In governance-readiness terms, stacked influence improves assurance only when the interaction is documented. If the authority can show that the run was grounded in current policy, constrained by a standard prompt, adapted for the casework domain, and logged with full lineage, then the evidence pack becomes suitable for review, challenge, and organisational learning. If those links are missing, the same stack becomes harder rather than easier to govern.

Detailed link to RAIDT

Stacked influence links to RAIDT in four ways.

First, it reinforces RAIDT's core idea that governance should focus on the configured run rather than the abstract model.
Second, it makes the run-level unit explicit because each run must record which influence methods were active at execution time.
Third, it expands the evidence pack and shapes the score profile because evidence must connect the interaction of components, not just list them separately.
Fourth, it supports reviewability, contestability, audit readiness, and organisational learning because reviewers can reconstruct which layer likely contributed to success, failure, or drift.
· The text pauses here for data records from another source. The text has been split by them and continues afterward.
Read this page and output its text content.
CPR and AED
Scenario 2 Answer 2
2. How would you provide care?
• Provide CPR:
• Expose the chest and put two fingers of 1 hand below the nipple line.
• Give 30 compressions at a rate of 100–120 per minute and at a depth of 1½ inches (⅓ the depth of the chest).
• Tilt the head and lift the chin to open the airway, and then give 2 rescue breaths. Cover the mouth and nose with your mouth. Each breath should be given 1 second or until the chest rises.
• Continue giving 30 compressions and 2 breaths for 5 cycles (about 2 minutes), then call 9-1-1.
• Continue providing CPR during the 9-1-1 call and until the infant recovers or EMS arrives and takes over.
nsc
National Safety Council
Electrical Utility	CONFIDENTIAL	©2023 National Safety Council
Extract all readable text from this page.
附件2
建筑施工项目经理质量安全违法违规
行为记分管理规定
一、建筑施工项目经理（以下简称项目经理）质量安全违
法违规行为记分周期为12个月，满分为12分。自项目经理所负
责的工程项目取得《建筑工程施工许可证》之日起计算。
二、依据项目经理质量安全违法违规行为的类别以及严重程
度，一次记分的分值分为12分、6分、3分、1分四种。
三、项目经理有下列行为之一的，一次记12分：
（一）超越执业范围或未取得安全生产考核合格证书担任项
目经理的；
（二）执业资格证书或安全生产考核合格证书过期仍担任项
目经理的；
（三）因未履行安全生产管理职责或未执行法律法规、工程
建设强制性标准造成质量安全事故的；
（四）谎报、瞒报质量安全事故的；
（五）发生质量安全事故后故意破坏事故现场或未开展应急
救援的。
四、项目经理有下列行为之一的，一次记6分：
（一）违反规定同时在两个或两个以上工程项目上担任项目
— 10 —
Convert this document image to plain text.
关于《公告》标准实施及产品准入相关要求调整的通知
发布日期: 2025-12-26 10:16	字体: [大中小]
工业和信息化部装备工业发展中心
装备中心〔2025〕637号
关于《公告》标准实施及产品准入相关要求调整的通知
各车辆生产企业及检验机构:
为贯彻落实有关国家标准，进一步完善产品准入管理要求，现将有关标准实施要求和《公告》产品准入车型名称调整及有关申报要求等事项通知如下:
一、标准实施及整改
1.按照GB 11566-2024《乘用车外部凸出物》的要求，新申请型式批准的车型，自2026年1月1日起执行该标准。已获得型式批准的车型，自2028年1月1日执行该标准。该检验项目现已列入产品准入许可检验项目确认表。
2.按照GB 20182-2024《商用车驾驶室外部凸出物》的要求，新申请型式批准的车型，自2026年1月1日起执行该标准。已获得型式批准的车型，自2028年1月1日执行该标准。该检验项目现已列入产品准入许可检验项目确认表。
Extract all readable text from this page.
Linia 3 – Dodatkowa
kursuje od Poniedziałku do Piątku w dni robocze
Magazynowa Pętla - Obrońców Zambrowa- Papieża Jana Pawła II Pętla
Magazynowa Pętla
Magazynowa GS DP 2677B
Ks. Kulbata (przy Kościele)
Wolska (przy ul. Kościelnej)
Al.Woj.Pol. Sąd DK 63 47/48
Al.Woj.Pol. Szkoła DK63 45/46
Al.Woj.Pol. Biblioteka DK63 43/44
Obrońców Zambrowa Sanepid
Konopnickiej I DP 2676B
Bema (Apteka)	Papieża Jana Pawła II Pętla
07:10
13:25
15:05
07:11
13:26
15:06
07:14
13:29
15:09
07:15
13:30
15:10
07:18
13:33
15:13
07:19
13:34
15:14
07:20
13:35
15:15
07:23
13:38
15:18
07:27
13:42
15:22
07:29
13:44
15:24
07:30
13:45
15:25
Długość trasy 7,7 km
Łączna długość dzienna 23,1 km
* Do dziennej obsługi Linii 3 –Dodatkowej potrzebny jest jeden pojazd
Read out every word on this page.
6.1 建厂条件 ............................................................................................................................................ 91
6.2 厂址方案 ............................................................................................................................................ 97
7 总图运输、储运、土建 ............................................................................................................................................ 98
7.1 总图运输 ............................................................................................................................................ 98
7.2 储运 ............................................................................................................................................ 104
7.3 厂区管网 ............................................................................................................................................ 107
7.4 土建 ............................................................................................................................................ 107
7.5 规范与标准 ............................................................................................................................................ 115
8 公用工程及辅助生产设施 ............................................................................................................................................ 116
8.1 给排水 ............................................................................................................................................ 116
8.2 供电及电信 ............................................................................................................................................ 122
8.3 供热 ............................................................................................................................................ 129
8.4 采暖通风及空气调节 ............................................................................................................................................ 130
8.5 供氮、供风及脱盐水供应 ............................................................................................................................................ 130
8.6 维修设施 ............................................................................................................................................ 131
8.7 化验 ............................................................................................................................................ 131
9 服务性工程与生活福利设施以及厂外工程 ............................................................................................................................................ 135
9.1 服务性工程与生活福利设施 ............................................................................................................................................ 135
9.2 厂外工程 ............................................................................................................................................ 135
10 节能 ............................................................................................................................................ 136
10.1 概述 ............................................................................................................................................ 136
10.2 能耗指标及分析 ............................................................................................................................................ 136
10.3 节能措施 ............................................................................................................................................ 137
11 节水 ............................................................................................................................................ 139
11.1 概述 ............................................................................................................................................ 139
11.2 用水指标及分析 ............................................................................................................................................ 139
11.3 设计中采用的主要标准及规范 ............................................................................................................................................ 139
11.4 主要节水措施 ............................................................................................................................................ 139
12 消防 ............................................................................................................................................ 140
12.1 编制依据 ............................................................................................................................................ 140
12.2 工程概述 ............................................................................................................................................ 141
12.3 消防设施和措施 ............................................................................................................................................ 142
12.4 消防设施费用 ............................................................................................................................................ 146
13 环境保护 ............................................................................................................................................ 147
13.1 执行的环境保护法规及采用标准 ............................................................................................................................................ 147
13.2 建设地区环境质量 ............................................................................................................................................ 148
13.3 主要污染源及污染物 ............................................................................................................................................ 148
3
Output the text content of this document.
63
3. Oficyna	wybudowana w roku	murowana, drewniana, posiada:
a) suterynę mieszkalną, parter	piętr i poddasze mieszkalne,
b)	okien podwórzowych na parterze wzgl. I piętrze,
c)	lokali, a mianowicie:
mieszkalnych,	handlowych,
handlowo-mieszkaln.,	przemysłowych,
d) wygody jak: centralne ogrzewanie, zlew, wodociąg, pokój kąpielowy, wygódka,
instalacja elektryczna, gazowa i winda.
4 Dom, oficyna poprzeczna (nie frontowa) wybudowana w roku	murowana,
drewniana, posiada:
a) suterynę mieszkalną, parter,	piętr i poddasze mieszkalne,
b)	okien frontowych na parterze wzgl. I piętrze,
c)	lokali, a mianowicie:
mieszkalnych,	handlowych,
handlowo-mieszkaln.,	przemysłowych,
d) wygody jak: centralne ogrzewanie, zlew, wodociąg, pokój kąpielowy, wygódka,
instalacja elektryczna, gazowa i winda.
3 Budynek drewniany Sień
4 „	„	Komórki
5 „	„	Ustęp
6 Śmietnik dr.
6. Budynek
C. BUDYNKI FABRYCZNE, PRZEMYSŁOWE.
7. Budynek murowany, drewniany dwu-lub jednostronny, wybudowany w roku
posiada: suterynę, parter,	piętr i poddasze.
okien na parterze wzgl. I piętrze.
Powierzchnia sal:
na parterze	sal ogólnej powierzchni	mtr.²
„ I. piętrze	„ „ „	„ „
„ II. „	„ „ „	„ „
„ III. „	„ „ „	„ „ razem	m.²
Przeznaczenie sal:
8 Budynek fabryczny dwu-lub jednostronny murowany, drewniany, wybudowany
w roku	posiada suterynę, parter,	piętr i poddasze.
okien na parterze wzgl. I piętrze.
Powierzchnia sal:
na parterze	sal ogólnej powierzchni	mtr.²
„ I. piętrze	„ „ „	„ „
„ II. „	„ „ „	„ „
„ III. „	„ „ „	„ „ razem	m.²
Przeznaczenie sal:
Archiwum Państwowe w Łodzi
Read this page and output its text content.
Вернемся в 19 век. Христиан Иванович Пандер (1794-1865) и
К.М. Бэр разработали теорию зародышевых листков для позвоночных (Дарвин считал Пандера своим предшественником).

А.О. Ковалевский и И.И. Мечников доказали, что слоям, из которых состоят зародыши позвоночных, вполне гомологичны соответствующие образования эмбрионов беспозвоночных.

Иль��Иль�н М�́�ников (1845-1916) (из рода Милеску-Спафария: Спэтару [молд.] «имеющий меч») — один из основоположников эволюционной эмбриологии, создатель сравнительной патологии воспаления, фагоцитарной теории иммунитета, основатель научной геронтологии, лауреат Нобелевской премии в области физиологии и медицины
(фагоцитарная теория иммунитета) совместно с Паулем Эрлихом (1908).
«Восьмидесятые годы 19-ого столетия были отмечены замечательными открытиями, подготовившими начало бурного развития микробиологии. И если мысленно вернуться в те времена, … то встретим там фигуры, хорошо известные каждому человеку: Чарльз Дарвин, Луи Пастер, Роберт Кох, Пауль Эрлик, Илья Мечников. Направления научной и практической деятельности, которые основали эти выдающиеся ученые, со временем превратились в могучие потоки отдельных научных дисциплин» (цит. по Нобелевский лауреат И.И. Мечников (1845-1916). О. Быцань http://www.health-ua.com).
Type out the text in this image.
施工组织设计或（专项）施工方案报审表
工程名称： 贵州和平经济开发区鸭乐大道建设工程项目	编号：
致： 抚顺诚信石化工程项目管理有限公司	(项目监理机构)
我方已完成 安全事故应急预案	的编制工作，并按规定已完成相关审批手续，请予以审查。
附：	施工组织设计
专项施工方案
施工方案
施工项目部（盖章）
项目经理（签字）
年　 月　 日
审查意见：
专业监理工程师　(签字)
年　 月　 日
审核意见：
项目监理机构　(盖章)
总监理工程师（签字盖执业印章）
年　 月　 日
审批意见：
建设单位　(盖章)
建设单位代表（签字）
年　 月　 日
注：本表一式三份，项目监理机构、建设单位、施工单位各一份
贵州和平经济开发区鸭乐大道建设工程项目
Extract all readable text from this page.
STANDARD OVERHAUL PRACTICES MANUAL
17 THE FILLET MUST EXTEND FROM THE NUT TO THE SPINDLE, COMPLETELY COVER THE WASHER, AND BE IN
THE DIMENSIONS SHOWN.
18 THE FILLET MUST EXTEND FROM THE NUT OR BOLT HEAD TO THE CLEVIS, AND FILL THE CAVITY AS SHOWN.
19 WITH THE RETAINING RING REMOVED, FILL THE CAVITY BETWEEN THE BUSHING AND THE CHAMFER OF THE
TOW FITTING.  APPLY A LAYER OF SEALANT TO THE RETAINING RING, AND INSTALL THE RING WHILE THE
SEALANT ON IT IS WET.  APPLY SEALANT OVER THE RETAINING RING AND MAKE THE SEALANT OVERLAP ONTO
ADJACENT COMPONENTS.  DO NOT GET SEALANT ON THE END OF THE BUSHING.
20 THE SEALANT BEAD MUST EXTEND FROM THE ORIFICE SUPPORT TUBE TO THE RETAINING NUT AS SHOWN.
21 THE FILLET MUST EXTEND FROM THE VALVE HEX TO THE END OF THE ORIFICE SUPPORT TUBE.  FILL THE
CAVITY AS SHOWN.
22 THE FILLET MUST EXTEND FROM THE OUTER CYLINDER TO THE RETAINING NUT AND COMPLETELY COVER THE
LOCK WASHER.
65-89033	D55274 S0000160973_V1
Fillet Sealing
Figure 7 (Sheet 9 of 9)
Stacked influence ? Run configuration ? Run-level evidence ? Evidence pack ? RAIDT score profile ? Governance readiness

In this sense, stacked influence is not peripheral to RAIDT. It is one of the clearest examples of why RAIDT needs run-level evidence. The more behaviour is shaped by combinations of interventions, the less adequate model-level description becomes.

Link to the five RAIDT pillars

This item has its strongest direct effects on Auditability, Dependability, and Traceability, but it also has important implications for Responsibility and Interpretability.

Responsibility

Stacked influence matters for Responsibility because combined interventions create distributed design responsibility. Someone must own the prompt pattern, someone must own the retrieval corpus, someone must approve the adapter, and someone must approve the alignment or policy controls.